Which powerbait were you using?

I use the crappie nibbles to tip my tube jigs. They catch probably 4 to 1 more fish that way for me in the spring.


----------



## weezer71 (Jul 18, 2010)

I was using the same thing. Tried different colors of tube jigs also. Thanks for the input! Just must've been one of those days :x I'll try giving the crappie nibbles another shot [-o<


----------



## Quackrstackr (Jul 18, 2010)

I do a lot of spider rigging so I get to play around with multiple colors at the same time and also scent vs no scent.

I have made believers out of several people fishing with me that thought the nibbles would make no difference whatsoever. I've had days that I could have sold a jar of nibbles for 5 times what they cost me. :lol:


----------



## Mattman (Jul 19, 2010)

I use tubes and minnows on a regular basis.
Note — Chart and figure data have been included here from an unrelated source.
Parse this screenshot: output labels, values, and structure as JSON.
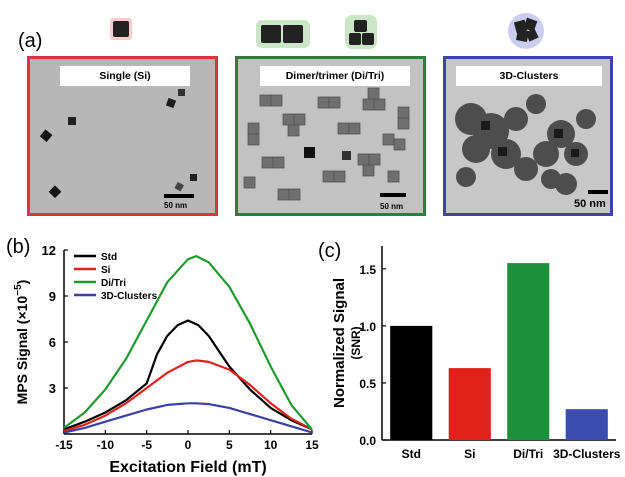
{
  "panel_a": {
    "label": "(a)",
    "images": [
      {
        "title": "Single (Si)",
        "scale": "50 nm",
        "border_color": "#e0323a",
        "icon": "single-cube-icon"
      },
      {
        "title": "Dimer/trimer (Di/Tri)",
        "scale": "50 nm",
        "border_color": "#2e7d3a",
        "icon": "dimer-trimer-cubes-icon"
      },
      {
        "title": "3D-Clusters",
        "scale": "50 nm",
        "border_color": "#3c44a6",
        "icon": "cluster-cubes-icon"
      }
    ]
  },
  "panel_b": {
    "label": "(b)"
  },
  "panel_c": {
    "label": "(c)"
  },
  "chart_data": [
    {
      "type": "line",
      "xlabel": "Excitation Field (mT)",
      "ylabel": "MPS Signal (×10",
      "ylabel_exp": "−5",
      "ylabel_close": ")",
      "xlim": [
        -15,
        15
      ],
      "ylim": [
        0,
        12
      ],
      "xticks": [
        -15,
        -10,
        -5,
        0,
        5,
        10,
        15
      ],
      "yticks": [
        3,
        6,
        9,
        12
      ],
      "legend": "top-left",
      "series": [
        {
          "name": "Std",
          "color": "#000000",
          "x": [
            -15,
            -12.5,
            -10,
            -7.5,
            -5,
            -3.75,
            -2.5,
            -1.25,
            0,
            1.25,
            2.5,
            3.75,
            5,
            7.5,
            10,
            12.5,
            15
          ],
          "y": [
            0.3,
            0.8,
            1.4,
            2.2,
            3.3,
            5.2,
            6.4,
            7.1,
            7.4,
            7.1,
            6.4,
            5.4,
            4.4,
            2.9,
            1.7,
            0.9,
            0.3
          ]
        },
        {
          "name": "Si",
          "color": "#e0201b",
          "x": [
            -15,
            -12.5,
            -10,
            -7.5,
            -5,
            -2.5,
            0,
            1,
            2.5,
            5,
            7.5,
            10,
            12.5,
            15
          ],
          "y": [
            0.2,
            0.6,
            1.2,
            2.0,
            3.0,
            4.0,
            4.7,
            4.8,
            4.7,
            4.2,
            3.2,
            2.0,
            1.0,
            0.3
          ]
        },
        {
          "name": "Di/Tri",
          "color": "#1e9a2e",
          "x": [
            -15,
            -12.5,
            -10,
            -7.5,
            -5,
            -2.5,
            0,
            1,
            2.5,
            5,
            7.5,
            10,
            12.5,
            15
          ],
          "y": [
            0.4,
            1.4,
            2.9,
            4.9,
            7.4,
            9.9,
            11.4,
            11.6,
            11.2,
            9.6,
            7.2,
            4.4,
            1.9,
            0.3
          ]
        },
        {
          "name": "3D-Clusters",
          "color": "#3c3fa6",
          "x": [
            -15,
            -12.5,
            -10,
            -7.5,
            -5,
            -2.5,
            0,
            1,
            2.5,
            5,
            7.5,
            10,
            12.5,
            15
          ],
          "y": [
            0.1,
            0.4,
            0.8,
            1.2,
            1.6,
            1.9,
            2.0,
            2.0,
            1.95,
            1.7,
            1.3,
            0.9,
            0.5,
            0.1
          ]
        }
      ]
    },
    {
      "type": "bar",
      "ylabel": "Normalized Signal",
      "ylabel2": "(SNR)",
      "ylim": [
        0,
        1.7
      ],
      "yticks": [
        0.0,
        0.5,
        1.0,
        1.5
      ],
      "categories": [
        "Std",
        "Si",
        "Di/Tri",
        "3D-Clusters"
      ],
      "values": [
        1.0,
        0.63,
        1.55,
        0.27
      ],
      "colors": [
        "#000000",
        "#e0201b",
        "#1e8f3c",
        "#3b4bb0"
      ]
    }
  ]
}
The minnows are my go-to bait.


----------



## weezer71 (Jul 22, 2010)

Went out again with these on Monday...no luck again :x I'll give 'em one more try [-o< If no luck then, it's back to live bait!!!


----------



## Quackrstackr (Jul 22, 2010)

I don't know about where you are fishing, but around here catching crappie on anything in July is a pretty tall order.


----------



## fender66 (Jul 22, 2010)

Quackrstackr said:


> I don't know about where you are fishing, but around here catching crappie on anything in July is a pretty tall order.



+1 for St. Louis area. Went out last night and the water temps were anywhere from 86 to 95 degrees in the lake I was in (but it had just rained too). Last week, the temps were a constant 95 everywhere in the lake.


----------



## weezer71 (Jul 27, 2010)

You guys are probably right. I think the time of day that I've went out (even though I was fishing deeper) probaby hasn't helped. I should get a temp sensor for the new fishfinder, but not too worried about it right now. Might just have to wait until fall for some serious crappie fun.


----------



## weezer71 (Sep 5, 2010)

Well, I've decided that the crappie fishing in the summer IS NOT very productive since the water temp is higher. Since the temps have cooled down around here (not in the 90's or high 80's), I am now happy to say that using the Powerbait Crappie Nibbles is worth the money!!! I've used them at the reservoir and a great pond (that I didn't know was stocked with crappie until now) and had great success =D> The *smallest* one I've caught from the pond so far was 9 1/2". Not to shabby in my opinion. Thanks again for the feedback on this


----------